Op de eerste bladzijde van mijn fotoboek staat: “Ter herinnering aan alle fijne momenten.” Het is het handschrift van mama. Ik heb erom moeten huilen. Niet meteen toen ik het zag, maar daarna op mijn kamer, toen ik het fotoboek weer opendeed. In Okkes boek zal mama wel hetzelfde hebben geschreven.

De surprise die Okke voor mama had gemaakt, was best lief. Veel liever dan ik gedacht had. Een verrekijker. “Voor als je in de hemel bent en naar ons wilt kijken,” had hij erbij geschreven op een klein briefje. Het was geen gedicht, maar wel een mooie zin, vond ik. Zeker voor Okke.

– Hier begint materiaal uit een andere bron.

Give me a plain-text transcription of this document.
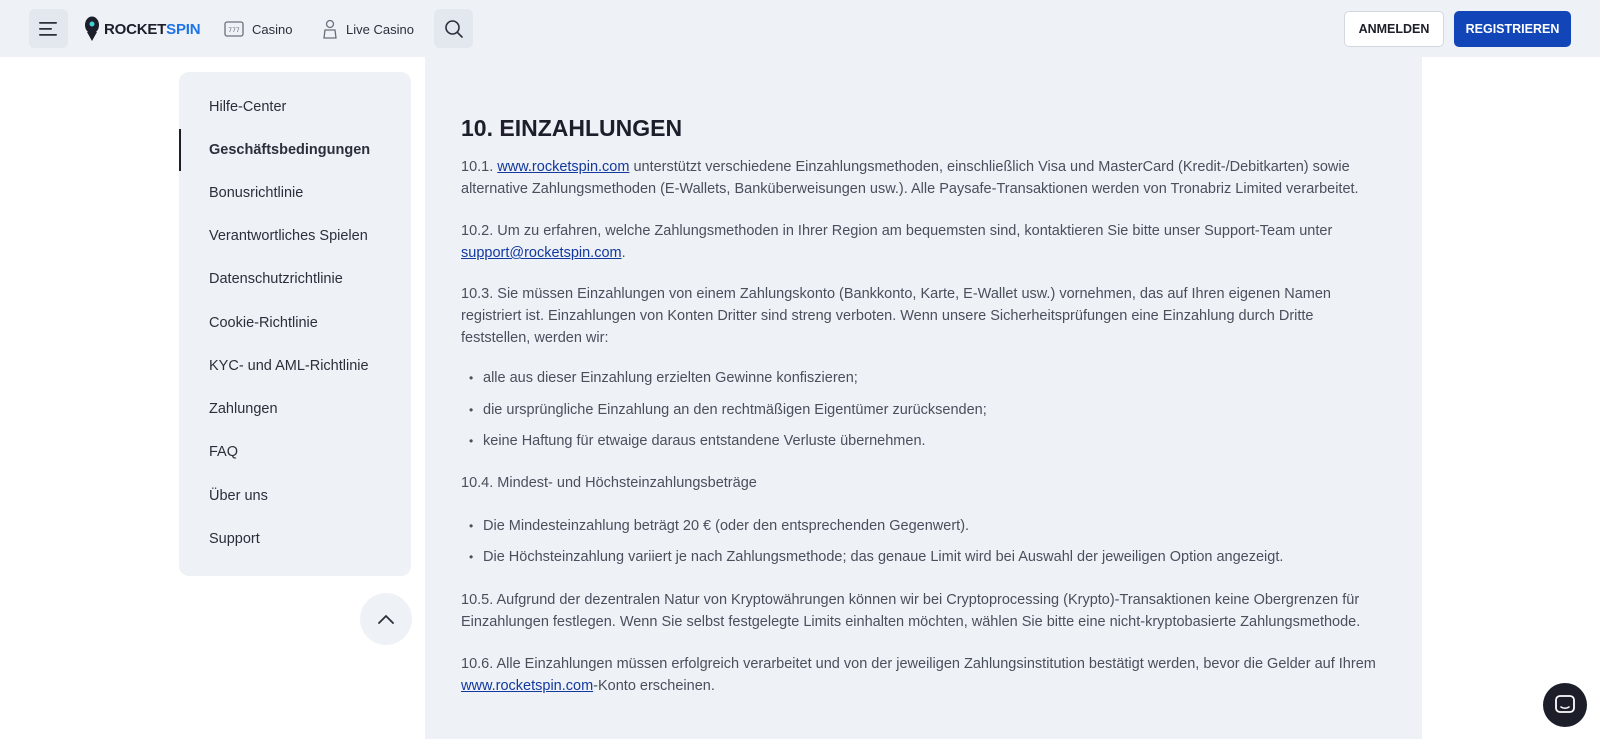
ROCKETSPIN	777 Casino	Live Casino	ANMELDEN	REGISTRIEREN
Hilfe-Center
Geschäftsbedingungen
Bonusrichtlinie
Verantwortliches Spielen
Datenschutzrichtlinie
Cookie-Richtlinie
KYC- und AML-Richtlinie
Zahlungen
FAQ
Über uns
Support
10. EINZAHLUNGEN
10.1. www.rocketspin.com unterstützt verschiedene Einzahlungsmethoden, einschließlich Visa und MasterCard (Kredit-/Debitkarten) sowie alternative Zahlungsmethoden (E-Wallets, Banküberweisungen usw.). Alle Paysafe-Transaktionen werden von Tronabriz Limited verarbeitet.
10.2. Um zu erfahren, welche Zahlungsmethoden in Ihrer Region am bequemsten sind, kontaktieren Sie bitte unser Support-Team unter support@rocketspin.com.
10.3. Sie müssen Einzahlungen von einem Zahlungskonto (Bankkonto, Karte, E-Wallet usw.) vornehmen, das auf Ihren eigenen Namen registriert ist. Einzahlungen von Konten Dritter sind streng verboten. Wenn unsere Sicherheitsprüfungen eine Einzahlung durch Dritte feststellen, werden wir:
• alle aus dieser Einzahlung erzielten Gewinne konfiszieren;
• die ursprüngliche Einzahlung an den rechtmäßigen Eigentümer zurücksenden;
• keine Haftung für etwaige daraus entstandene Verluste übernehmen.
10.4. Mindest- und Höchsteinzahlungsbeträge
• Die Mindesteinzahlung beträgt 20 € (oder den entsprechenden Gegenwert).
• Die Höchsteinzahlung variiert je nach Zahlungsmethode; das genaue Limit wird bei Auswahl der jeweiligen Option angezeigt.
10.5. Aufgrund der dezentralen Natur von Kryptowährungen können wir bei Cryptoprocessing (Krypto)-Transaktionen keine Obergrenzen für Einzahlungen festlegen. Wenn Sie selbst festgelegte Limits einhalten möchten, wählen Sie bitte eine nicht-kryptobasierte Zahlungsmethode.
10.6. Alle Einzahlungen müssen erfolgreich verarbeitet und von der jeweiligen Zahlungsinstitution bestätigt werden, bevor die Gelder auf Ihrem www.rocketspin.com-Konto erscheinen.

Maar mama was echt te moe om het cadeautje zelf uit te pakken. Dat kun je je misschien niet voorstellen: dat iemand te moe is om een cadeautje uit te pakken. Maar mama kon het echt niet. Papa deed het voor haar, maar toen hij het haar wilde laten zien, sliep ze. Intussen zal ze het wel gezien hebben en ze zal er ook wel blij mee zijn, denk ik. Een verrekijker. Okke meent het natuurlijk niet echt. Dat mama vanuit de hemel met die verrekijker naar ons kan gaan zitten kijken. Want ja, de hemel: waar is de hemel? Is er wel een hemel? Maar het is wel een grappig idee. Dat mama heerlijk boven op een berg ligt, in de warme sneeuw, waarop zelfs bloemen kunnen groeien, en dat ze dan met een glimlach naar ons ligt te turen. Gek dat je bij de hemel altijd aan zulke dingen denkt: bergen, bloemen, lekker weer. Nooit aan schoolbanken, trappenlopen, regen en wind of zo.

Hemel.

Wat een raar woord.

Maar dat is bijna elk woord als je er lang naar kijkt en de echte betekenis ervan kent, zoals ‘kanker’, dat ‘krab’ betekent.

Dat Okke de verrekijker heeft gegeven en die ene zin heeft opgeschreven, betekent dat hij nu toch ook voor zichzelf heeft toegegeven dat mama snel dood zal gaan.

En mama zelf heeft het met haar fotoboeken natuurlijk helemaal duidelijk aangegeven: nog een paar dagen of weken en dan ben ik alleen nog maar een herinnering.

Het was dus onze laatste surpriseavond met z’n vieren.

Dat is wel zeker. Misschien komt er wel nooit meer een nieuwe surpriseavond voor mij. Want een surpriseavond alleen met papa en Okke, dat lijkt me niet zo leuk. Maar het kan zijn dat papa weer een nieuwe vrouw vindt. Daar heb ik natuurlijk wel aan gedacht. Papa zelf niet, denk ik, maar ik wel. Hij zou met Marieke kunnen trouwen, een van mama’s vriendinnen. Zij is zelf niet getrouwd.

Marieke is best een leuk iemand, vind ik. Maar het zou wel heel gek zijn, een nieuwe mama. En die ga ik natuurlijk ook nooit ‘mama’ noemen. Okke zou het alleen maar stom vinden als papa een nieuwe vrouw krijgt. Dan gaat hij onaardig en boos tegen haar doen. Hij gaat haar misschien wel proberen weg te pesten. Of hij sluit zich opnieuw in zijn kamer op: weken, maanden. Dat wil ik niet. Ik wil dat alles fijn is; dat er geen ruzie is, dat iedereen blij kan zijn, dat we samen in de fotoboeken van mama kunnen kijken. Dat we kunnen lachen om sommige foto’s in mijn fotoboek, zoals de foto waarop mama en ik naast elkaar van een waterglijbaan glijden, onze benen een beetje omhoog, de ogen en mond wijd open en onze armen in de lucht.